L’ascension fulgurante de l’islamisme a été favorisée par l’échec du nationalisme arabe, qui voulait transcender les religions mais qui s’est incarné dans des régimes laïques autoritaires. L’échec des guerres contre Israël ainsi qu’une situation économique désastreuse ont finalement eu raison de cette idéologie.

« Ensuite, les accords (de paix) d’Oslo en 1993 (signés entre l’OLP et Israël) ont causé un choc car on ne pouvait plus combattre pour la cause palestinienne. Il n’y avait plus de cause, ce qui explique cet attrait pour l’islamisme« , explique Nayla Tabbara, professeur de sciences des religions à l’Université Saint Joseph de Beyrouth.

– Fuite des chrétiens d’Orient –

La radicalisation islamique a eu des conséquences désastreuses sur la présence deux fois millénaire des chrétiens en Orient, notamment après la prise par l’EI de la ville irakienne de Mossoul, où ils vivaient depuis l’Antiquité.

« Il y a une grande peur et une grande incompréhension des chrétiens au Liban et dans les pays alentours. Ceci les pousse à la fuite« , assure Mme Tabbara.

Selon l’expert français Fabrice Balanche, au moins 700.000 à 800.000 chrétiens ont quitté l’Égypte, la Syrie et l’Irak depuis 2011.

La religion, qui a toujours été une importante force socio-culturelle au Moyen-Orient, a également gagné du terrain en Israël et chez les Palestiniens.

« Il y a incontestablement une radicalisation et un durcissement, mais qui sont moins religieux à proprement parler que nationalistes« , assure à l’AFP l’historien israélien Zeev Sternhell.

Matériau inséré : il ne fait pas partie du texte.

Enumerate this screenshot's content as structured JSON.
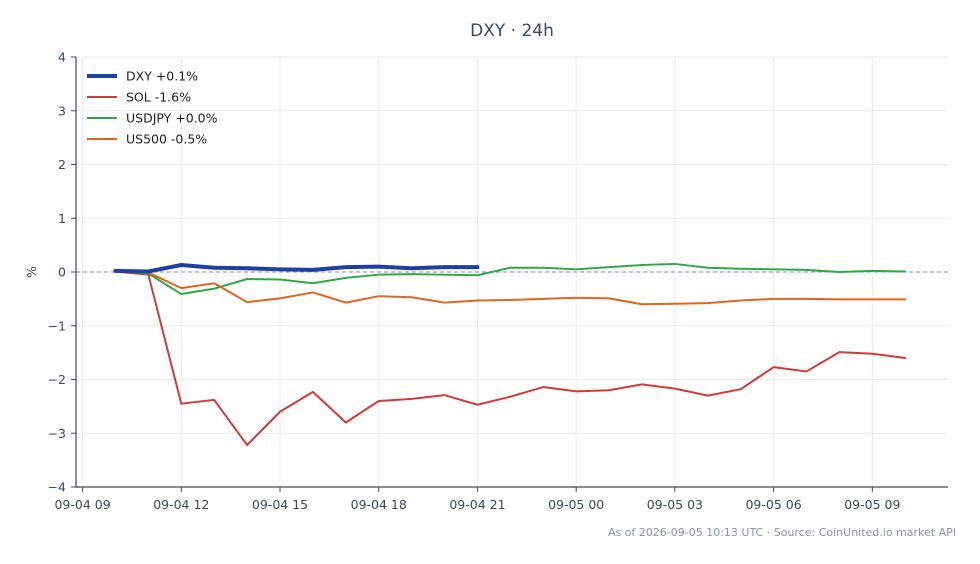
{
  "chart_data": {
    "type": "line",
    "title": "DXY · 24h",
    "ylabel": "%",
    "xlabel": "",
    "ylim": [
      -4,
      4
    ],
    "yticks": [
      -4,
      -3,
      -2,
      -1,
      0,
      1,
      2,
      3,
      4
    ],
    "ytick_labels": [
      "−4",
      "−3",
      "−2",
      "−1",
      "0",
      "1",
      "2",
      "3",
      "4"
    ],
    "xlim": [
      -0.2,
      26.3
    ],
    "xticks": [
      0,
      3,
      6,
      9,
      12,
      15,
      18,
      21,
      24
    ],
    "xtick_labels": [
      "09-04 09",
      "09-04 12",
      "09-04 15",
      "09-04 18",
      "09-04 21",
      "09-05 00",
      "09-05 03",
      "09-05 06",
      "09-05 09"
    ],
    "x_hours": [
      1,
      2,
      3,
      4,
      5,
      6,
      7,
      8,
      9,
      10,
      11,
      12,
      13,
      14,
      15,
      16,
      17,
      18,
      19,
      20,
      21,
      22,
      23,
      24,
      25,
      26
    ],
    "grid": true,
    "zero_line": true,
    "legend_position": "top-left",
    "series": [
      {
        "name": "DXY +0.1%",
        "color": "#1f3fa3",
        "width": 4,
        "values": [
          0.02,
          0.01,
          0.13,
          0.08,
          0.07,
          0.05,
          0.04,
          0.09,
          0.1,
          0.07,
          0.09,
          0.09
        ]
      },
      {
        "name": "SOL -1.6%",
        "color": "#d03a3a",
        "width": 2,
        "values": [
          0.01,
          -0.05,
          -2.45,
          -2.38,
          -3.22,
          -2.6,
          -2.23,
          -2.8,
          -2.4,
          -2.36,
          -2.29,
          -2.47,
          -2.32,
          -2.14,
          -2.22,
          -2.2,
          -2.09,
          -2.17,
          -2.3,
          -2.18,
          -1.77,
          -1.85,
          -1.49,
          -1.52,
          -1.6
        ]
      },
      {
        "name": "USDJPY +0.0%",
        "color": "#2ea84a",
        "width": 2,
        "values": [
          0.02,
          -0.03,
          -0.41,
          -0.31,
          -0.13,
          -0.14,
          -0.21,
          -0.11,
          -0.05,
          -0.04,
          -0.05,
          -0.06,
          0.08,
          0.08,
          0.05,
          0.09,
          0.13,
          0.15,
          0.08,
          0.06,
          0.05,
          0.04,
          0.0,
          0.02,
          0.01
        ]
      },
      {
        "name": "US500 -0.5%",
        "color": "#e0661f",
        "width": 2,
        "values": [
          0.02,
          -0.01,
          -0.3,
          -0.21,
          -0.56,
          -0.49,
          -0.38,
          -0.57,
          -0.45,
          -0.47,
          -0.57,
          -0.53,
          -0.52,
          -0.5,
          -0.48,
          -0.49,
          -0.6,
          -0.59,
          -0.58,
          -0.53,
          -0.5,
          -0.5,
          -0.51,
          -0.51,
          -0.51
        ]
      }
    ]
  },
  "footer": "As of 2026-09-05 10:13 UTC · Source: CoinUnited.io market API"
}
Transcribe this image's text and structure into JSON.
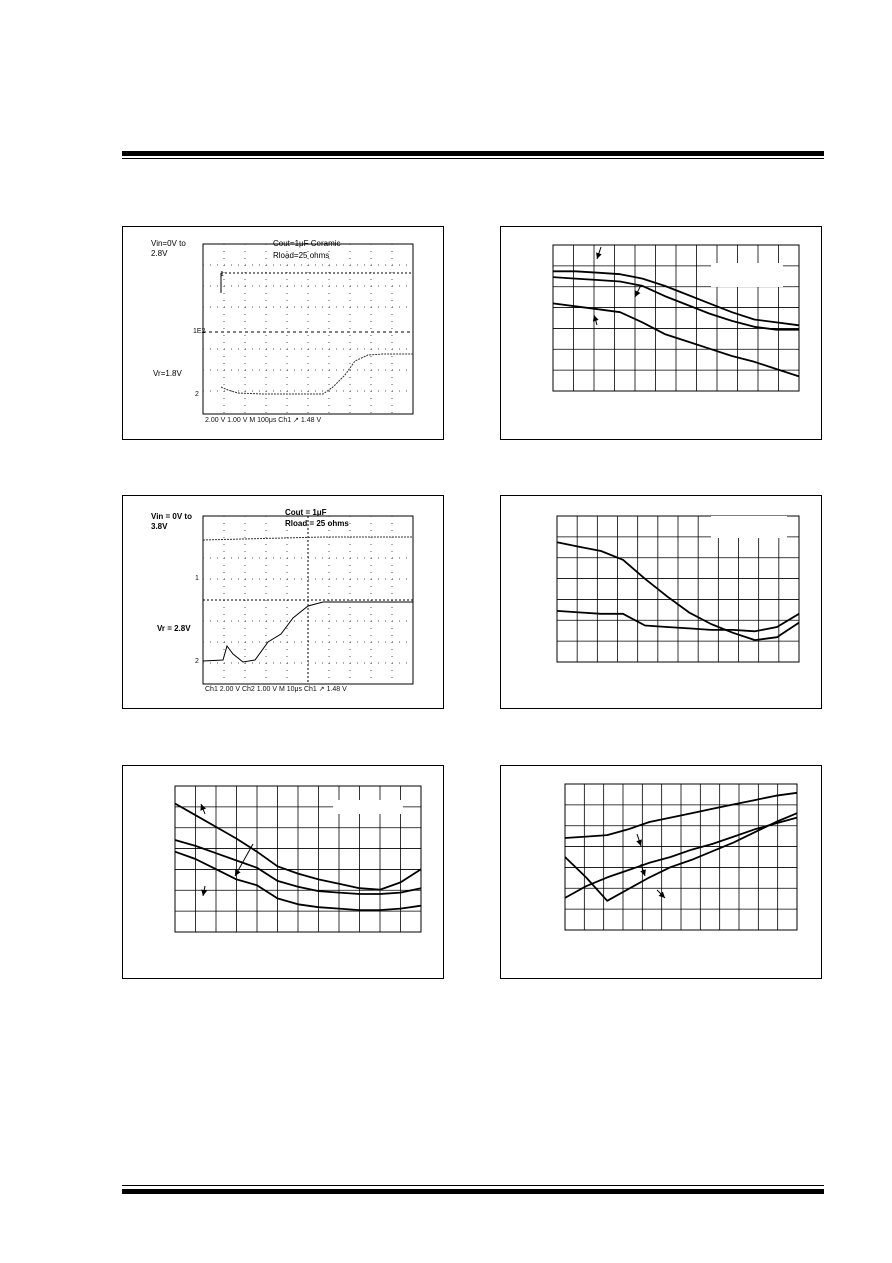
{
  "scope1": {
    "condition_a": "Vin=0V to",
    "condition_b": "2.8V",
    "cout": "Cout=1μF Ceramic",
    "rload": "Rload=25 ohms",
    "vr": "Vr=1.8V",
    "axis_text": "2.00 V   1.00 V   M 100μs  Ch1 ↗  1.48 V",
    "ch1_marker": "1",
    "ch2_marker": "2",
    "ref_marker": "1E2"
  },
  "scope2": {
    "condition_a": "Vin = 0V to",
    "condition_b": "3.8V",
    "cout": "Cout = 1μF",
    "rload": "Rload = 25 ohms",
    "vr": "Vr = 2.8V",
    "axis_text": "Ch1   2.00 V   Ch2   1.00 V   M 10μs  Ch1 ↗   1.48 V",
    "ch1_marker": "1",
    "ch2_marker": "2"
  },
  "chart_data": [
    {
      "type": "line",
      "series": [
        {
          "values": [
            0.82,
            0.82,
            0.81,
            0.8,
            0.77,
            0.72,
            0.66,
            0.6,
            0.54,
            0.49,
            0.47,
            0.45
          ]
        },
        {
          "values": [
            0.78,
            0.77,
            0.76,
            0.75,
            0.72,
            0.65,
            0.59,
            0.53,
            0.48,
            0.44,
            0.42,
            0.42
          ]
        },
        {
          "values": [
            0.6,
            0.58,
            0.56,
            0.54,
            0.47,
            0.39,
            0.34,
            0.29,
            0.24,
            0.2,
            0.15,
            0.1
          ]
        }
      ]
    },
    {
      "type": "line",
      "series": [
        {
          "values": [
            0.82,
            0.79,
            0.76,
            0.7,
            0.57,
            0.45,
            0.34,
            0.26,
            0.2,
            0.15,
            0.17,
            0.27
          ]
        },
        {
          "values": [
            0.35,
            0.34,
            0.33,
            0.33,
            0.25,
            0.24,
            0.23,
            0.22,
            0.22,
            0.21,
            0.24,
            0.33
          ]
        }
      ]
    },
    {
      "type": "line",
      "series": [
        {
          "values": [
            0.88,
            0.8,
            0.72,
            0.64,
            0.55,
            0.45,
            0.4,
            0.36,
            0.33,
            0.3,
            0.29,
            0.34,
            0.43
          ]
        },
        {
          "values": [
            0.63,
            0.59,
            0.54,
            0.49,
            0.44,
            0.35,
            0.31,
            0.28,
            0.27,
            0.26,
            0.26,
            0.27,
            0.3
          ]
        },
        {
          "values": [
            0.55,
            0.5,
            0.43,
            0.36,
            0.32,
            0.23,
            0.19,
            0.17,
            0.16,
            0.15,
            0.15,
            0.16,
            0.18
          ]
        }
      ]
    },
    {
      "type": "line",
      "series": [
        {
          "values": [
            0.63,
            0.64,
            0.65,
            0.69,
            0.74,
            0.77,
            0.8,
            0.83,
            0.86,
            0.89,
            0.92,
            0.94
          ]
        },
        {
          "values": [
            0.5,
            0.36,
            0.2,
            0.28,
            0.36,
            0.43,
            0.48,
            0.54,
            0.6,
            0.67,
            0.74,
            0.8
          ]
        },
        {
          "values": [
            0.22,
            0.3,
            0.36,
            0.41,
            0.46,
            0.5,
            0.55,
            0.59,
            0.64,
            0.69,
            0.73,
            0.77
          ]
        }
      ]
    }
  ]
}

« La religion est au service d’un nationalisme dur et colonisateur à outrance; elle a aujourd’hui un caractère fanatique inconnu dans le passé. Religion et nationalisme vont de pair« , précise-t-il.

Quant à la cause palestinienne, assure Mme Tabbara, qui préside également Adyan, une plate-forme de dialogue interreligieux basée au Liban, « l’islam politique l’a récupérée en insistant sur le sentiment d’injustice généralisée non seulement de la part d’Israël mais de la communauté internationale« .

– Besoin du sacré –

Mais la nouveauté radicale est la force d’attraction que représente l’organisation Etat islamique en Occident. Selon une étude récente, près de 15.000 combattants étrangers ont rejoint ce groupe en Syrie, dont 20% d’Occidentaux.

« Parce que ces jeunes y trouvent ce que nos sociétés n’offrent plus, le frisson lié au combat pour une cause qui leur fait croire qu’ils ont un pouvoir sans limite, un pouvoir divin« , explique à l’AFP l’anthropologue et psychologue Scott Atran, directeur de recherche au CNRS français et professeur adjoint à l’université du Michigan (Etats-Unis). « C’est glorieux et aventureux. Le sentiment de pouvoir changer le monde est très attirant« .

« Il faut donner un sens à sa vie, on a besoin du sacré. Comme cela n’existe plus en Occident, on va le chercher là où il est très apparent. Il y a aussi une quête de communauté et de fraternité. C’est ce sentiment qui pousse les jeunes à entrer dans ces mouvements« , précise Nayla Tabbara.